Background: The angiopoietic endothelial dysfunction in ischemic cardiomyopathy (ICMP) remains unexplored. Aim: The identification of the imbalance of endothelial dysfunction mediators and the number of endothelial progenitor (EPC) and desquamated (EDC) cells in patients with coronary heart disease (CHD) with and without ICMP. Methods: A total of 87 patients (47 with ICMP and 40 without ICMP) were observed. The content of EPCs (CD14(+)CD34(+)VEGFR2(+)) in vein blood and EDCs (CD45(−)CD146(+)) in the blood from the coronary sinus and cubital vein was determined by flow cytometry.
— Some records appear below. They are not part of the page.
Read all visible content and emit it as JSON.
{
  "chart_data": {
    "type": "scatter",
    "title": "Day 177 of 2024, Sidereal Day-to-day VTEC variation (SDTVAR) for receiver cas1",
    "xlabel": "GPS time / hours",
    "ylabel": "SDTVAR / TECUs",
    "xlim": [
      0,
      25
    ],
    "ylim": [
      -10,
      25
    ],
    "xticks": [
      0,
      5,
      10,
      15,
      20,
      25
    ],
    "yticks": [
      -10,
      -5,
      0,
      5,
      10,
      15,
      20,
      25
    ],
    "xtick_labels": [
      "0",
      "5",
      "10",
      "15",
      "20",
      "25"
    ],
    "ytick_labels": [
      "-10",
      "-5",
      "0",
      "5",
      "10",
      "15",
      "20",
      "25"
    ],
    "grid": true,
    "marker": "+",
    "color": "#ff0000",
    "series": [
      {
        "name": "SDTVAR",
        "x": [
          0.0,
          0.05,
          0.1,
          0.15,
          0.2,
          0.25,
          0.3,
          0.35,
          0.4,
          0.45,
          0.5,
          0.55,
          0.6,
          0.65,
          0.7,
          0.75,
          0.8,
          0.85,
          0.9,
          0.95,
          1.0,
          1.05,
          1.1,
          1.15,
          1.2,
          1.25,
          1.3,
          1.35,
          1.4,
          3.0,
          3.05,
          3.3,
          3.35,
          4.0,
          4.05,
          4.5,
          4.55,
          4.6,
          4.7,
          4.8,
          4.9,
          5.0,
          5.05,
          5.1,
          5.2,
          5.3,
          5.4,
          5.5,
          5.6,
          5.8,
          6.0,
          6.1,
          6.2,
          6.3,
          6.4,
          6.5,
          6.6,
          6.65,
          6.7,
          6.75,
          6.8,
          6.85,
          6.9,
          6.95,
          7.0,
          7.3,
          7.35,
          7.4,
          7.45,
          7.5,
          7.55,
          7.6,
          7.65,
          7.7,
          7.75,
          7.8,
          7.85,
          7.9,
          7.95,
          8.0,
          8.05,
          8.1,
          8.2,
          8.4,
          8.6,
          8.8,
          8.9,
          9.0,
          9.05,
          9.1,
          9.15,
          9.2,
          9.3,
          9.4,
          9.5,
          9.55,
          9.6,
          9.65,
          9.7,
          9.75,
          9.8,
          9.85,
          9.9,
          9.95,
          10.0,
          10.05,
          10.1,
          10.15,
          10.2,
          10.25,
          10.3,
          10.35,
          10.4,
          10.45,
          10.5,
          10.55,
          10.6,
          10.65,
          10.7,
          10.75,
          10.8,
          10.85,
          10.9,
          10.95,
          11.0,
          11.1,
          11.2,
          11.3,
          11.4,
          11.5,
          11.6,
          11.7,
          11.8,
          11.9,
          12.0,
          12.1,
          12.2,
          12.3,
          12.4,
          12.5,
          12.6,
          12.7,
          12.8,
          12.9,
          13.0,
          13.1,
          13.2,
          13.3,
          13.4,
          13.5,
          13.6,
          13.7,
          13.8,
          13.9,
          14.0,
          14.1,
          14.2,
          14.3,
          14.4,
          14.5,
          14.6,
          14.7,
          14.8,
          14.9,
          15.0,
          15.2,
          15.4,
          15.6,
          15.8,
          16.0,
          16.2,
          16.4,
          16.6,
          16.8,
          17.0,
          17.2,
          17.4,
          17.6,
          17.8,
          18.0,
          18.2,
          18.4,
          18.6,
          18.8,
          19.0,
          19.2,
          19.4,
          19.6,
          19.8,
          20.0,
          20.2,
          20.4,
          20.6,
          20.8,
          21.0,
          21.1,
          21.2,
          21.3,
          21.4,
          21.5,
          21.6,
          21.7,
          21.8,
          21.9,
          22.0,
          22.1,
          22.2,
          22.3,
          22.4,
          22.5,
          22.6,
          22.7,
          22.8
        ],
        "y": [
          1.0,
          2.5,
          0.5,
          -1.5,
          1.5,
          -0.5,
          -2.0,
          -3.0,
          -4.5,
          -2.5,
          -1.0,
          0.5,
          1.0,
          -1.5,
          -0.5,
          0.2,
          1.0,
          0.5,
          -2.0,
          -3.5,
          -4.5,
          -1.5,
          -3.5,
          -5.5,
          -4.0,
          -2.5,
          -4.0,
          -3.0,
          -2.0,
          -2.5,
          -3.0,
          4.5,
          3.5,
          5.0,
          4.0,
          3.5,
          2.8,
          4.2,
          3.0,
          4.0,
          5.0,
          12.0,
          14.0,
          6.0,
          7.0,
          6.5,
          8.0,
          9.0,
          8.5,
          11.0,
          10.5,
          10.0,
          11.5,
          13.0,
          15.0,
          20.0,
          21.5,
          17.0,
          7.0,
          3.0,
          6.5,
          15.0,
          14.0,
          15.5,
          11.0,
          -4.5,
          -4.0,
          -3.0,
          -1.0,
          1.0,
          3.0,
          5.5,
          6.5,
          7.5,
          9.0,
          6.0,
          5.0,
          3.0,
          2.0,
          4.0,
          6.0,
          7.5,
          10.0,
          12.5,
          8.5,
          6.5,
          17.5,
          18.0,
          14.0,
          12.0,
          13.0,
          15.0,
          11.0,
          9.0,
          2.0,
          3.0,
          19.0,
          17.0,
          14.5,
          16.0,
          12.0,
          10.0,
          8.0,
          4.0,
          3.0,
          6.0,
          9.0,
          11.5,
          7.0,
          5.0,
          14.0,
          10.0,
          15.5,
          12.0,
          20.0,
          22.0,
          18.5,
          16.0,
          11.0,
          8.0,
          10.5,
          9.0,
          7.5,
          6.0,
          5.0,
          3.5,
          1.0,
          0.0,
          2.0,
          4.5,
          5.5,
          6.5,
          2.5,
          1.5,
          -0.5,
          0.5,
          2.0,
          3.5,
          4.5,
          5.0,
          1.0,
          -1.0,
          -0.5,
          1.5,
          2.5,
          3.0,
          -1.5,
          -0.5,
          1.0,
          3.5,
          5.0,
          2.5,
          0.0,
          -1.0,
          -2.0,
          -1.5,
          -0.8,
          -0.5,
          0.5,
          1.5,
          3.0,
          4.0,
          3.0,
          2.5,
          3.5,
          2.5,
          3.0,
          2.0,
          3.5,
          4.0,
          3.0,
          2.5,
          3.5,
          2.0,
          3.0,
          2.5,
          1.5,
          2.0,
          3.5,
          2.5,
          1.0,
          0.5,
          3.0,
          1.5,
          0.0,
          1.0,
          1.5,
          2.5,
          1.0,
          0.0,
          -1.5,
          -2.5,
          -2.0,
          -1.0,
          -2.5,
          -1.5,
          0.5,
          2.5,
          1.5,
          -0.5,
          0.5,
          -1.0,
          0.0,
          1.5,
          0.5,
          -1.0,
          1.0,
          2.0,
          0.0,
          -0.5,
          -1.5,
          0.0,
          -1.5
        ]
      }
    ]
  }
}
The contents of HIF-1α and HIF-2α in vein blood as well as that of ADMA and endothelin-1 in sinus plasma and angiopoietin-2, MMP-9 and galectin-3 in both samples were assessed using ELISA, and VEGF, PDGF, SDF-1 and MCP-1 contents using immunofluorescence. Results: ADMA and endothelin-1 levels in the sinus blood were comparable between the patient groups; a deficiency of HIF-1α and excess of HIF-2α were detected in the vein blood of ICMP patients. The EDC content in the vein blood increased in CHD patients regardless of ICMP, and the concentrations of VEGF-A, VEGF-B, PDGF, MCP-1, angiopoietin-2, and MMP-9 were normal. In ICMP patients, vein blood was characterized by an excess of galectin-3 and sinus blood by an excess of EDCs, angiopoietin-2, MMP-9 and galectin-3. Conclusion: ICMP is accompanied by angiopoietic endothelial dysfunction.